Veröffentlicht von Ekkehard Felder

https://www.gs.uni-heidelberg.de/sprache02/felder/index.html

Ekkehard Felder ist Professor für Germanistische Linguistik an der Universität Heidelberg. Er initiierte 2005 die Gründung des internationalen und interdisziplinären Forschungsnetzwerks Sprache und Wissen. Diese Forschungsgruppe untersucht diskurs- und gesellschaftskritisch die sprachliche Zugriffsweise auf Fachinhalte in zwölf gesellschaftlichen Handlungsfeldern – sog. Wissensdomänen (z.B. Recht, Wirtschaft, Medizin, Politik, Naturwissenschaft und Technik). Da Fachinhalte durch die Wahl der Worte geprägt werden und widerstreitende Positionen eine andere Wortwahl präferieren, ist ein Streit um die Sache auch ein Streit um Worte bzw. ein semantischer Kampf um die richtige Sichtweise. Deshalb heißt sein Blog bei SciLogs „Semantische Wettkämpfe – Wie die Sprache, so die Denkungsart“. Seine Forschungen beschäftigen sich mit der Fachkommunikation, der sozio-pragmatischen Diskursanalyse und der Untersuchung von Sprache als Indikator für Identität, Mentalität und Authentizität. 2010 gründete er mit den Kollegen Ludwig M. Eichinger und Jörg Riecke das Europäische Zentrum für Sprachwissenschaften (EZS). Als Fellow des Institute for Advanced Studies in Heidelberg (2008) und STIAS in Stellenbosch / Südafrika (2009) widmete er sich dem diskursiven Wettkampf um erkenntnisleitende Konzepte („agonale Zentren“). Felder ist Autor von fünf Monografien und (Mit-)Herausgeber diverser Sammelbände. Besonders bekannt ist die von ihm herausgegebene Reihe „Sprache und Wissen“ (SuW) bei de Gruyter und die dort mit Andreas Gardt herausgegebenen „Handbücher Sprachwissen“ (HSW).

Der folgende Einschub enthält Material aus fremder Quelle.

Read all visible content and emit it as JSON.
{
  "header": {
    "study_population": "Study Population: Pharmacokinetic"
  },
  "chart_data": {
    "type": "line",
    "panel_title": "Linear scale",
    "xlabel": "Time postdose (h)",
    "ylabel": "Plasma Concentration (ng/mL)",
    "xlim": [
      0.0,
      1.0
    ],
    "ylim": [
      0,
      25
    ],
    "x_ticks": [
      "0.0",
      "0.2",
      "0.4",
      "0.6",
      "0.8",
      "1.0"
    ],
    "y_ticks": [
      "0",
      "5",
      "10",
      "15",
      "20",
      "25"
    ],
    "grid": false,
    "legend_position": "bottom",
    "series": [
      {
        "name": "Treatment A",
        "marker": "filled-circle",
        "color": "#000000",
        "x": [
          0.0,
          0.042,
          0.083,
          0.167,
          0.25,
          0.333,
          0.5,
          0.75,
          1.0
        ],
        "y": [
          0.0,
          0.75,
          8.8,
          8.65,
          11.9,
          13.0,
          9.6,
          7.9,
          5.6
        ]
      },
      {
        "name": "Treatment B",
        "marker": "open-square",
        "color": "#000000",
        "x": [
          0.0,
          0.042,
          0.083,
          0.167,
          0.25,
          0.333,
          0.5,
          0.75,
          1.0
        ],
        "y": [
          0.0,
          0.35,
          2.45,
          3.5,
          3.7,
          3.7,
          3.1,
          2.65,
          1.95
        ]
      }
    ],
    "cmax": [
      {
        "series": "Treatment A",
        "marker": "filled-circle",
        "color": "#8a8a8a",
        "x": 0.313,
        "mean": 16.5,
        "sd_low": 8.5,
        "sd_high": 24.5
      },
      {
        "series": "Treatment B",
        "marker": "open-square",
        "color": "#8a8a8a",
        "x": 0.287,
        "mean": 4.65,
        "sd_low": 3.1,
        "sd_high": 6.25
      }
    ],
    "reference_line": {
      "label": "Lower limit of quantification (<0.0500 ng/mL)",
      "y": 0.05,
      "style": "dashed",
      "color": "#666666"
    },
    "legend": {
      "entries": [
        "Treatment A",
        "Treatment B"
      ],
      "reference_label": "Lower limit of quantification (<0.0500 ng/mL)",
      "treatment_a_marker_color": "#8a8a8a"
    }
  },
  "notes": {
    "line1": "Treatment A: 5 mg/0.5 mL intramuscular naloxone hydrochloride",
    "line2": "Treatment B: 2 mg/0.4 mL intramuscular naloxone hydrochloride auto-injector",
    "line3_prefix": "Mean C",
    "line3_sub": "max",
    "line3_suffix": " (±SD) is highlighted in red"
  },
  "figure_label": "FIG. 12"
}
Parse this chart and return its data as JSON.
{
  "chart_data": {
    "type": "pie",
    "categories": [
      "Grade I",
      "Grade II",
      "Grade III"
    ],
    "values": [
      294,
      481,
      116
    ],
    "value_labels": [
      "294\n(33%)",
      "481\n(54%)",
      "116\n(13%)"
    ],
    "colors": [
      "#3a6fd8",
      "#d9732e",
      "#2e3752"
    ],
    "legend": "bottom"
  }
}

Welche Blume bedeutet was?

10 beliebte Blumen – und wofür sie stehen.
Rose: Liebe und Leidenschaft. Foto: Mauritius Images. ... .
Gerbera: Freundschaft. Foto: Mauritius Images. ... .
Sonnenblume: Freude. Foto: Katharina Gossow. ... .
Tulpe: Zuneigung. ... .
Lilie: Unschuld. ... .
Vergissmeinnicht: Treue. ... .
Narzisse: Lebendigkeit, aber auch Eitelkeit. ... .
Veilchen: Bescheidenheit..

Welche Blume steht für Kraft und Stärke?

Die Amaryllis gilt als Einzelkämpfer unter den Blumen und symbolisiert Stärke. Eine starke Botschaft für einen starken Menschen!

Was ist die Blume der Hoffnung?

A. Die Anemone steht für Erwartung, Hoffnung, Aufrichtigkeit, aber auch für Vergänglichkeit, Verlassenheit und Enttäuschung.

Welche Blume steht für neues Leben?

Die Chrysantheme in der Blumensprache Gelbe Chrysanthemen stehen für Glück und ein langes Leben. Wer einen Beweis für seine Treue sucht, sollte blaue Chrysanthemen wählen.